For the first time in my decade of teaching at the University of Chicago, I have encountered resistance to a proposed university event on account of content. I was told I should check with higher ups. I was told that this is not the right time to have this conversation, because tensions are high. “The strike is the conversation.” What if I am perceived as discouraging union activity? What if that sours my relations with graduate students? What if it tarnishes the name of my event series?

I am lucky enough to work in one of the most intellectually open places the world has ever known. The pressures are not strong enough to stop me from holding my event. But they are there. The dark secret of un-Socratic civility is that it cannot avoid holding force in reserve. The force may be physical; it may involve damaging rhetoric; it may involve leveraging social pressures to exclude an undesirable viewpoint. One way or another, we stop listening.

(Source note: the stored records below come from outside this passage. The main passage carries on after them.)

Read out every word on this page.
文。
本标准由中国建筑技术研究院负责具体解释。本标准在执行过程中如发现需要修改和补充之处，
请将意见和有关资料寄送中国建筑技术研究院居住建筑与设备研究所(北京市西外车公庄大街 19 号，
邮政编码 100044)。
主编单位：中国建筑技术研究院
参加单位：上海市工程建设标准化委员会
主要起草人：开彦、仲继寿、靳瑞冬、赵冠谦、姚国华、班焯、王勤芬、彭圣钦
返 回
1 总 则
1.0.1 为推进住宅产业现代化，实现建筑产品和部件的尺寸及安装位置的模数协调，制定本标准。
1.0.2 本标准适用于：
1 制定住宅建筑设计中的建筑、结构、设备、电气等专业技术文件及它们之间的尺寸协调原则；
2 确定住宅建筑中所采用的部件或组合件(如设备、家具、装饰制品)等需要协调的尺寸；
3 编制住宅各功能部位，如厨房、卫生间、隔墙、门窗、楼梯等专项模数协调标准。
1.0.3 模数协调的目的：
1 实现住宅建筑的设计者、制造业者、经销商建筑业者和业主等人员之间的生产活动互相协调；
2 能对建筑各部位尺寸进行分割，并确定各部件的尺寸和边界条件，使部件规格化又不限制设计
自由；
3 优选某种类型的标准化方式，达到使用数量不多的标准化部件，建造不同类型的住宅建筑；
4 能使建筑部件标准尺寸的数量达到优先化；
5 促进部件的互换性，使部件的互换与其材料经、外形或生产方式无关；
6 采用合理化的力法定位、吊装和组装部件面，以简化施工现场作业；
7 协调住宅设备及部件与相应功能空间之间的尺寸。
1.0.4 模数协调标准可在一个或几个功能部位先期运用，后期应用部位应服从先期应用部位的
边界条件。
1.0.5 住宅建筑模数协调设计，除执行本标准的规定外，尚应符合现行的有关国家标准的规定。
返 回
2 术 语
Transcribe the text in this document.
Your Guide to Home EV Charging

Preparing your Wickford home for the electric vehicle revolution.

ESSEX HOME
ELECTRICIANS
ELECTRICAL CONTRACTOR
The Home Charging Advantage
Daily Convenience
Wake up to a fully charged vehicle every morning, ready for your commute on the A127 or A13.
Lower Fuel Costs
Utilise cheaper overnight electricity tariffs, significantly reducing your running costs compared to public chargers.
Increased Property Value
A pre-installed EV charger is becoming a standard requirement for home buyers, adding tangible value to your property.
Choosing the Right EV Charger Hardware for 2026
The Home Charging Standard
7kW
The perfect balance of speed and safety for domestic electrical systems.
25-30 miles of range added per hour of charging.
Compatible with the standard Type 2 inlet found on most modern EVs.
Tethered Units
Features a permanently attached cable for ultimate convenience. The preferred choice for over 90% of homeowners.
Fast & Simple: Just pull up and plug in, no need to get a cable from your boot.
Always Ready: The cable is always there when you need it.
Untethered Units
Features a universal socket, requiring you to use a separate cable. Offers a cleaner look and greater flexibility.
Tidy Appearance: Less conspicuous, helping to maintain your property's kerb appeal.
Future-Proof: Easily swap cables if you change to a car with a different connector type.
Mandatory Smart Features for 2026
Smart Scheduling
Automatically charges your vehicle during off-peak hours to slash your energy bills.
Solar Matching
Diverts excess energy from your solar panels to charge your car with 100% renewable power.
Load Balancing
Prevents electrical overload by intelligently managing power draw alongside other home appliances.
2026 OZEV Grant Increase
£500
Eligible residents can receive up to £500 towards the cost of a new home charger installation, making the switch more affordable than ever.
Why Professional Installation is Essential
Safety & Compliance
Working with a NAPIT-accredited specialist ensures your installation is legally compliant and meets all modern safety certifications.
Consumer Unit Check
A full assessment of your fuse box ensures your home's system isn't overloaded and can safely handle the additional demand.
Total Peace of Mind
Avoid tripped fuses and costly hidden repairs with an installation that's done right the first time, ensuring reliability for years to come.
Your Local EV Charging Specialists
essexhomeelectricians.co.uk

Un-Socratic civility is sunshine and smiles until it isn’t. It threatens to plunge us into darkness as soon as we decide “this time, it actually matters.” For all its relentless, aggressive intrusiveness, Socratic civility does have the virtue of refusing to allow our violent impulses extraconversational expression.

Socrates wouldn’t respect the point of view of the protesters outside his window. He would want to know who is right and who is wrong, and he wouldn’t stop talking to them until the difference between points of view was obliterated. Persuade or be persuaded.